Johnson, who is a member of the Shinnecock Indian Nation and lives on the tribe's reservation in Southampton, said when she interned in U.S. Rep. Lee Zeldin's office one summer, she fielded calls from tribal leadership "concerned they didn't get fair funding after the 2010 Census. It was impacting a lot of stuff 10 years later," Johnson said. "They were noticing the impact."
The census count, mandated every 10 years by the U.S. Constitution, affects the distribution of an estimated $675 billion annually in federal money to more than 100 programs, and the apportionment of each state's Congressional representatives.
"We're' going to have to get people out, endeavor to reach out to other communities," Johnson said, pointing to American Indian clusters outside of tribal lands in places like Bellport, East Hampton and Bay Shore. "We want to get our youth involved to do social media campaigns."
Peabody added the group planned to go to people's homes, barber shops, hair salons, supermarkets and churches.
OLA of Eastern Long Island is focusing census outreach in the Latino and immigrant communities in East Hampton Town and Southampton Town, said Sandra Dunn, associate director, and is teaming with another advocacy group, SEPA Mujer, to maximize impact.
"On the East End, [people] tend to feel isolated," Dunn said. "OLA decided it made sense to create a complete count committee, one for East Hampton Town and one for Southampton Town." Dunn added that "the purpose is to bring community leaders from different sectors together" to boost census participation.
The census "self-response rate" for New York in 2010 was 65%, according to the Census Bureau. April 1 is "Census Day," with the Bureau hoping people respond by then or soon thereafter. The bureau is slated to send out census takers to households that have not responded through the summer.
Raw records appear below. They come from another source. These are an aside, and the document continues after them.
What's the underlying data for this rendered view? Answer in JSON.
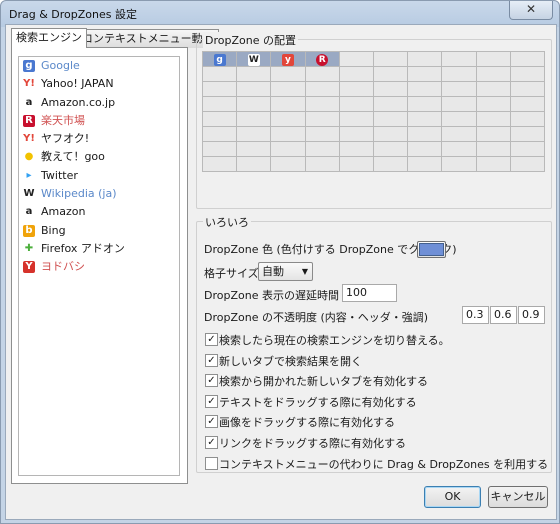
{
  "window": {
    "title": "Drag & DropZones 設定",
    "close_symbol": "✕"
  },
  "tabs": [
    {
      "label": "検索エンジン",
      "active": true
    },
    {
      "label": "コンテキストメニュー動作",
      "active": false
    }
  ],
  "engines": [
    {
      "label": "Google",
      "icon": "google-icon",
      "disabled": true
    },
    {
      "label": "Yahoo! JAPAN",
      "icon": "yahoo-icon",
      "disabled": false
    },
    {
      "label": "Amazon.co.jp",
      "icon": "amazon-icon",
      "disabled": false
    },
    {
      "label": "楽天市場",
      "icon": "rakuten-icon",
      "disabled": true
    },
    {
      "label": "ヤフオク!",
      "icon": "yahoo-icon",
      "disabled": false
    },
    {
      "label": "教えて！goo",
      "icon": "bulb-icon",
      "disabled": false
    },
    {
      "label": "Twitter",
      "icon": "twitter-icon",
      "disabled": false
    },
    {
      "label": "Wikipedia (ja)",
      "icon": "wikipedia-icon",
      "disabled": true
    },
    {
      "label": "Amazon",
      "icon": "amazon-icon",
      "disabled": false
    },
    {
      "label": "Bing",
      "icon": "bing-icon",
      "disabled": false
    },
    {
      "label": "Firefox アドオン",
      "icon": "puzzle-icon",
      "disabled": false
    },
    {
      "label": "ヨドバシ",
      "icon": "yodobashi-icon",
      "disabled": true
    }
  ],
  "dropzone_group": {
    "label": "DropZone の配置",
    "grid_rows": 8,
    "grid_cols": 10,
    "placed": [
      {
        "icon": "google-icon",
        "glyph": "g",
        "color": "#4a78d0"
      },
      {
        "icon": "wikipedia-icon",
        "glyph": "W",
        "color": "#ffffff"
      },
      {
        "icon": "yahoo-icon",
        "glyph": "y",
        "color": "#e2463a"
      },
      {
        "icon": "rakuten-icon",
        "glyph": "R",
        "color": "#c8102e"
      }
    ]
  },
  "misc_group": {
    "label": "いろいろ",
    "color_label": "DropZone 色 (色付けする DropZone でクリック)",
    "color_value": "#6f8fd6",
    "grid_size_label": "格子サイズ",
    "grid_size_value": "自動",
    "delay_label": "DropZone 表示の遅延時間 (ミリ秒)",
    "delay_value": "100",
    "opacity_label": "DropZone の不透明度 (内容・ヘッダ・強調)",
    "opacity_values": [
      "0.3",
      "0.6",
      "0.9"
    ],
    "checkboxes": [
      {
        "label": "検索したら現在の検索エンジンを切り替える。",
        "checked": true
      },
      {
        "label": "新しいタブで検索結果を開く",
        "checked": true
      },
      {
        "label": "検索から開かれた新しいタブを有効化する",
        "checked": true
      },
      {
        "label": "テキストをドラッグする際に有効化する",
        "checked": true
      },
      {
        "label": "画像をドラッグする際に有効化する",
        "checked": true
      },
      {
        "label": "リンクをドラッグする際に有効化する",
        "checked": true
      },
      {
        "label": "コンテキストメニューの代わりに Drag & DropZones を利用する",
        "checked": false
      }
    ]
  },
  "buttons": {
    "ok": "OK",
    "cancel": "キャンセル"
  }
}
Rebecca Sanin, president and chief executive of the Health and Welfare Council of Long Island, who is coordinating the Island's "Complete Count Committee," praised these and other efforts to encourage census participation. "There's been a tremendous amount of education," Sanin said. She added a cautionary note. "People in 2020 don't like people knocking on their door," so the goal was to get people to complete the census in March and April to "avoid that door knock" that is set to begin in May.
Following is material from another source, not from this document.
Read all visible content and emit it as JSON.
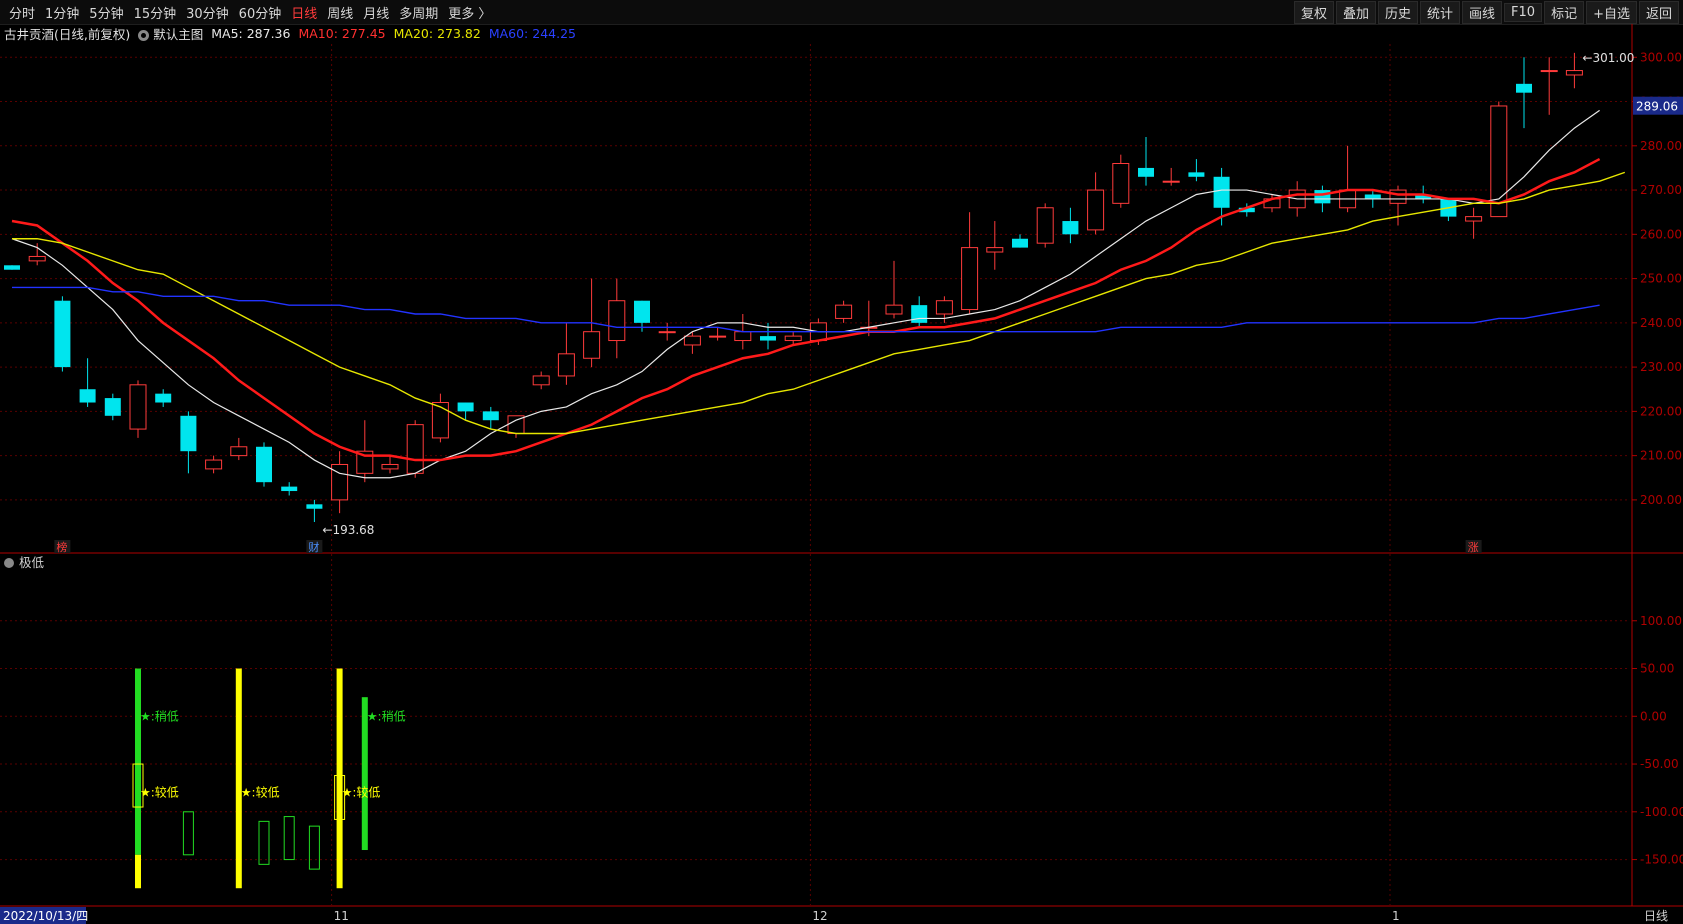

"We're targeting hard-to-count communities," Dunn said. "For us, we're heavily focused on outreach in Spanish to Latino members, whether immigrants or born here." In addition to giving census presentations in a variety of places, the agency posts short videos, some of which feature community members, talking about the importance of filling out the census, Dunn said.
Martha Maffei, executive director of SEPA Mujer, which, translated from Spanish stands for Services for the Advancement of Women, and is an immigrant rights group that has chapters in Hampton Bays, Riverside, Huntington Station and Patchogue, also is posting census videos.
The group's Patchogue coalition has even created a comic book about the census for the immigrant community to appeal to those with limited English-speaking ability. The goal, Maffei said, is "educating people they shouldn't be afraid."